We need something like public (book) libraries for code. Or a Library of Congress. FOSS has become critical infrastructure and we need to act like it. Done well, this could also help foster people learning to code. Sure there will be some political issues with it around funding and what code we should or shouldn't host, but the benefits would outweigh the drawbacks I think. I've seen tax money go to worse things, at least.

3 comments

We might just start having a more open landscape where code can roam freely to wherever you want to host it. In other words more than just two full-service providers to choose from who lock you in by network effects and FOMO, made worse because the entire software development tools vendor ecosystem is based on them too.

When it comes to open source and free software projects both of these platforms are not your friends. The "free" services are just an enabler for their revenue models, part of the business plan. Especially Microsoft is well-known for their long game and EEE strategies. If it is up to them we'll move to GOSS, Github Open Source Software, that is so dependent on nice GH services that it can never move away.

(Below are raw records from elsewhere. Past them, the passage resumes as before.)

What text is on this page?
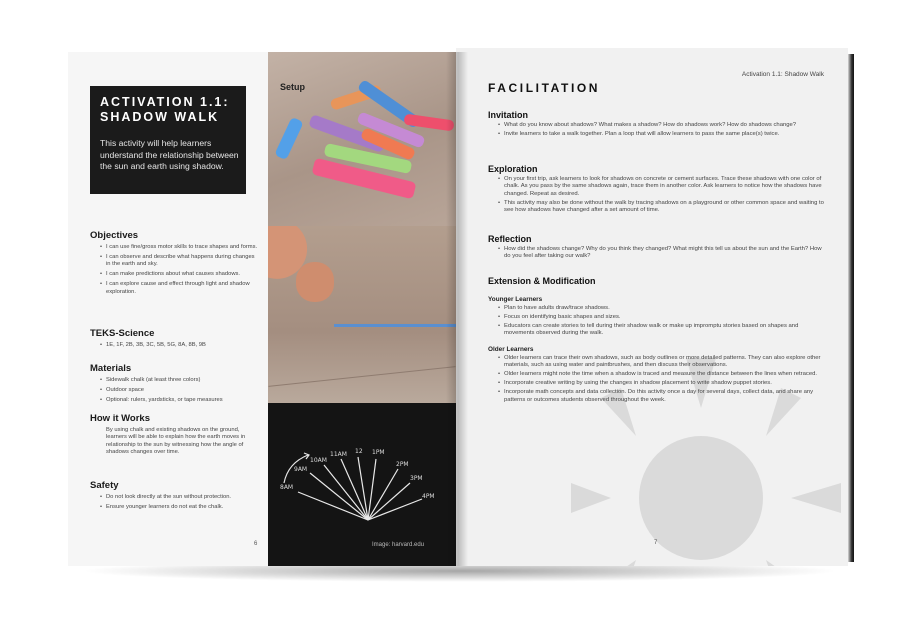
ACTIVATION 1.1: SHADOW WALK

This activity will help learners understand the relationship between the sun and earth using shadow.

Objectives
• I can use fine/gross motor skills to trace shapes and forms.
• I can observe and describe what happens during changes in the earth and sky.
• I can make predictions about what causes shadows.
• I can explore cause and effect through light and shadow exploration.
TEKS-Science
• 1E, 1F, 2B, 3B, 3C, 5B, 5G, 8A, 8B, 9B
Materials
• Sidewalk chalk (at least three colors)
• Outdoor space
• Optional: rulers, yardsticks, or tape measures
How it Works

By using chalk and existing shadows on the ground, learners will be able to explain how the earth moves in relationship to the sun by witnessing how the angle of shadows changes over time.

Safety
• Do not look directly at the sun without protection.
• Ensure younger learners do not eat the chalk.
6
Setup
8AM
9AM
10AM
11AM 12 1PM
2PM
3PM
4PM
Image: harvard.edu
Activation 1.1: Shadow Walk
FACILITATION
Invitation
• What do you know about shadows? What makes a shadow? How do shadows work? How do shadows change?
• Invite learners to take a walk together. Plan a loop that will allow learners to pass the same place(s) twice.
Exploration
• On your first trip, ask learners to look for shadows on concrete or cement surfaces. Trace these shadows with one color of chalk. As you pass by the same shadows again, trace them in another color. Ask learners to notice how the shadows have changed. Repeat as desired.
• This activity may also be done without the walk by tracing shadows on a playground or other common space and waiting to see how shadows have changed after a set amount of time.
Reflection
• How did the shadows change? Why do you think they changed? What might this tell us about the sun and the Earth? How do you feel after taking our walk?
Extension & Modification
Younger Learners
• Plan to have adults draw/trace shadows.
• Focus on identifying basic shapes and sizes.
• Educators can create stories to tell during their shadow walk or make up impromptu stories based on shapes and movements observed during the walk.
Older Learners
• Older learners can trace their own shadows, such as body outlines or more detailed patterns. They can also explore other materials, such as using water and paintbrushes, and then discuss their observations.
• Older learners might note the time when a shadow is traced and measure the distance between the lines when retraced.
• Incorporate creative writing by using the changes in shadow placement to write shadow puppet stories.
• Incorporate math concepts and data collection. Do this activity once a day for several days, collect data, and share any patterns or outcomes students observed throughout the week.
7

I have my hopes in more open technologies, be they low-level like DVCS, or taking care of social aspects of software development, like ActivityPub. On this last bit cool developments are taking place. Extensions to ActivityPub that will allow code forge features to federate with any vendor that supports them. We'll get decentralized software development if that is done well.

Some FOSS projects and communities are taking first strides here. A report of their activities is in this blog post of the Forgefriends project:

https://forgefriends.org/blog/2022/06/30/2022-06-state-forge...

Software Heritage does this. We archive as much publicly available code as we can, and make it available at https://archive.softwareheritage.org/

Notably, it includes Gitlab.com and discontinued forges like Google Code and Bitbucket's mercurial repositories.

> FOSS has become critical infrastructure and we need to act like it.

Some FOSS has become critical infrastructure. But how much of that has been inactive for a year on gitlab free tier?

I dont see how this threatens critical open source projects.